Can you share some of your background and how you became the leader of the K12 Lab at the Stanford d.school?
I have been in education for over 20 years, and I started out as a substitute teacher. It turns out that substitute teaching is an interesting beginning into education because you see so many different types of classrooms. I taught English, math, PE class, and music. It was an interesting way to observe and see what really works for kids.
In your experience, what do you see as the biggest gap in traditional education and how does the K12 Lab aim to address this issue?
I learned early on that young people want to feel respected. They want to feel like they have a sense of belonging and do work that matters. I have always felt that if we simply give them respect and appreciate their own identities, we can fix the misalignment between how young people are wanting to show up in school versus how the system is treating them.
The gap that exists is more about how we transform learning experiences to a place where kids want to show up and get excited about their work and create something that did not exist before.
How do you see the role of experiential learning in the development of creative confidence in educators, and how does the K12 Lab incorporate this approach in its work?
One of the biggest myths is that experiential learning is devoid of content. The best teachers are great at weaving content in and allowing young people to digest it and then creating opportunities for them to debate. Experiential learning must first be grounded in context. Real engagement, however, occurs when young people can take the content and think about what they can make with it.

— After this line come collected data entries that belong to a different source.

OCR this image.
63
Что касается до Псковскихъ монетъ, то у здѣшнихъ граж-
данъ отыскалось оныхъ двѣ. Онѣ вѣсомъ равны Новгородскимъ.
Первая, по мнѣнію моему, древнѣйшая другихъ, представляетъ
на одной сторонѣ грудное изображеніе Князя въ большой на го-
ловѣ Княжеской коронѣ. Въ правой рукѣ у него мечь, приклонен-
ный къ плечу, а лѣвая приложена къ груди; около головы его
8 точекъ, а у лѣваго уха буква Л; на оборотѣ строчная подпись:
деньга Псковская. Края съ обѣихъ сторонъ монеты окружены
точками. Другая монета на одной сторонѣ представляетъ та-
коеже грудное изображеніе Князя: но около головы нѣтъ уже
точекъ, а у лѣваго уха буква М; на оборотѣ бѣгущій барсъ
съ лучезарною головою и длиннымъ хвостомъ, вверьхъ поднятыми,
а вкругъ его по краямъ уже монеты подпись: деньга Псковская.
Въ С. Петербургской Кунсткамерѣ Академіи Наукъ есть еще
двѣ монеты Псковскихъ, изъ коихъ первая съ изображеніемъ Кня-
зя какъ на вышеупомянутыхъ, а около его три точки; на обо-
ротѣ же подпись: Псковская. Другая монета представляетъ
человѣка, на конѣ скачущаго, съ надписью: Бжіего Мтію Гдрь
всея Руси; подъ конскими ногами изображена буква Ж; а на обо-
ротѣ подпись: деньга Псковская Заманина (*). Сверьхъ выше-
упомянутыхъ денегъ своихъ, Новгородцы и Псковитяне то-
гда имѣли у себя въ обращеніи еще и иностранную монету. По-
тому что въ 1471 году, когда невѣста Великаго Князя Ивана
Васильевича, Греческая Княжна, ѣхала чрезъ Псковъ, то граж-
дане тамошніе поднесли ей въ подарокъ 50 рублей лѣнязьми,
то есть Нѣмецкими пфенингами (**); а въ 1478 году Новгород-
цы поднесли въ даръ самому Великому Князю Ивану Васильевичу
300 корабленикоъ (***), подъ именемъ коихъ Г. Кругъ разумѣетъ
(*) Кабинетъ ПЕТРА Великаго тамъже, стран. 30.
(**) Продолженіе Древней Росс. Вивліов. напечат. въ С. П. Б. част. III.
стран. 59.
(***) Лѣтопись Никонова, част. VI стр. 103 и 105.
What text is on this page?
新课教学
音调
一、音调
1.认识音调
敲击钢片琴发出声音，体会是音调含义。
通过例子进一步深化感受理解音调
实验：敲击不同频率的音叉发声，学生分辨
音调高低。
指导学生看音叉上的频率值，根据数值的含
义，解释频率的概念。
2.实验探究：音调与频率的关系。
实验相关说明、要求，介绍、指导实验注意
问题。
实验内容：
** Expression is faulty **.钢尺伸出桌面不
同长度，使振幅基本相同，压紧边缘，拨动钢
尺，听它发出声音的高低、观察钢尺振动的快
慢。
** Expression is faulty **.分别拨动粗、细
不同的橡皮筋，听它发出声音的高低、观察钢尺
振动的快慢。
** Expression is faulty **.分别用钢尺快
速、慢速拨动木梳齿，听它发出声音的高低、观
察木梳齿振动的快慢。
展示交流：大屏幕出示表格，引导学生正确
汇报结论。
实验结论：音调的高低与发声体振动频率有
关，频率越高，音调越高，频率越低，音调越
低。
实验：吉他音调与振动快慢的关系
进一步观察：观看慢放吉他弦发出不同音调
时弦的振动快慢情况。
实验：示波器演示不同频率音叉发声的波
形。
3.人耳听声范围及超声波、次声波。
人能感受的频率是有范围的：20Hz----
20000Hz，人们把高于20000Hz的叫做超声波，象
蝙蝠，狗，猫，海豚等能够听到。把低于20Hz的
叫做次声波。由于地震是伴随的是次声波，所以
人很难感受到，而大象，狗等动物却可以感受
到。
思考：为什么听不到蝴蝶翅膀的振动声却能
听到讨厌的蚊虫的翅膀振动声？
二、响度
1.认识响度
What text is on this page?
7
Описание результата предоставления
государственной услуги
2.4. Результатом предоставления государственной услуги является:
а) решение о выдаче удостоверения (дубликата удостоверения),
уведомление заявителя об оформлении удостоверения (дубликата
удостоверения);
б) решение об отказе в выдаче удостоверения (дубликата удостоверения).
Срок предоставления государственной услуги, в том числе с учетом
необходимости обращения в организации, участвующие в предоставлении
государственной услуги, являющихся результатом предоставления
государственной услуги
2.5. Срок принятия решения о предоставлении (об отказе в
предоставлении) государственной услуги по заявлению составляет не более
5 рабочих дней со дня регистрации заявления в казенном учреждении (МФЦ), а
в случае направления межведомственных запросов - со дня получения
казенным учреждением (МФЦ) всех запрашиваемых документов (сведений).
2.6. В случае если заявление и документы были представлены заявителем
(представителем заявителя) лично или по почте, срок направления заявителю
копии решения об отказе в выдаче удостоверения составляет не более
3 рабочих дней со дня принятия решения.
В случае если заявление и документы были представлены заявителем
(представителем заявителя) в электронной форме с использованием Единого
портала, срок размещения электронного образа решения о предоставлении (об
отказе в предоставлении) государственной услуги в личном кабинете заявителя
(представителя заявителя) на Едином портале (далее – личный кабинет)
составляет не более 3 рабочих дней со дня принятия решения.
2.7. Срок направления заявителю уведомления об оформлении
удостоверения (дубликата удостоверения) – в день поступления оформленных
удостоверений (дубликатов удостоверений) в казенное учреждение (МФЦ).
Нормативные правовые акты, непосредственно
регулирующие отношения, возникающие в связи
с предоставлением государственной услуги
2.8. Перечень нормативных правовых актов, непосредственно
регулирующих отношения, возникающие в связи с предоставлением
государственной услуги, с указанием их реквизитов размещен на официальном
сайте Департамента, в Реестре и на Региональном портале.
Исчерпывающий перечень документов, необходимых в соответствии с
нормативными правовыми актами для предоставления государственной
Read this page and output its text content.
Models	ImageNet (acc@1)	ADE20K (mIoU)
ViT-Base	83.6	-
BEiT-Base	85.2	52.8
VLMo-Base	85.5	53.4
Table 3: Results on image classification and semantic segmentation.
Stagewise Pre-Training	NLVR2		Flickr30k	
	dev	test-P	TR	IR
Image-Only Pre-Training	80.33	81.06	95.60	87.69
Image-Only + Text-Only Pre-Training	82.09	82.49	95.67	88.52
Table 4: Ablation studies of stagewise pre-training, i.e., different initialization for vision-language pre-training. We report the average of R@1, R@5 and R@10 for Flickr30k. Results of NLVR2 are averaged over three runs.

There will always be time for lectures, reading books and writing essays. All of that becomes important parts of any type of experiential learning experience. The job of a facilitator is to find those moments where we engage in those as part of the larger trajectory of where the class is now.
As an example, one of our past students is now working in open AI. We had a conversation about how these tools can help prototype things to understand risks and considerations. But they cannot supplant your unique voice. Experiential learning allows you to find your voice.
In your opinion, why is this mission to inspire creative problem-solving in educators so important, and what impact do you hope to have in the long-term?
The Hasso Plattner Institute of Design at Stanford, (a.k.a. the d.school) was started in 2004 by David Kelley, who saw a need for interdisciplinary teaching across Stanford. There was a commitment to nurture the next generation of designers and create designers who are asking the questions.
Educators, staff members, and faculty come together and co-teach, and design classes based on juicy, complex challenges we are facing. It has evolved to include a master’s program where students learn how to use design to solve big issues like climate change, AI, poverty, and global development. We have undergraduate programs in product design and we train and work with nonprofit sectors, education for-profit sectors, and help others understand and use design to address some of the complex challenges we’re facing.
We certainly design technologies and products. But we also design experiences, systems, and perhaps most important, we design relative to long-term implications.
Can you share your vision for the future of education and how the K12 Lab plans to play a part in shaping this future?
The K12 Lab has been around for about 15 years. We work with Stanford students and we train educators so that they are able to design and build the schools of the future. We typically run long-term experiments around the issues in education that need some type of support or a new way of approaching the problem.
None of this is new. Experiential learning or progressive education is all based on theories from great minds of the past. The question is not about where education is going as much as how we connect students more deeply with their communities. In other words, we need to inspire students to ask what the needs of their respective communities may be. By instilling that mindset, we can start to address the unmet or latent needs within our system and our own communities.
We think the role of an education designer is to get better at seeing the challenges, and not dictating a solution. Our job is to help people think about how they can approach their own problems differently.
What do you think are some of the barriers to getting us into the right mindset?
Time, money, and resources are always barriers. Education is one of the most underfunded sectors in the world and educators are constantly asked to do more. They are immersed in what they must do in the moment, so it makes it difficult to move to asset framing and ask what is really happening in your community.
We approach things as if we are at a deficit. That deficit mindset holds us back from noticing the positive deviances within our communities and celebrating those teachers that are doing amazing work.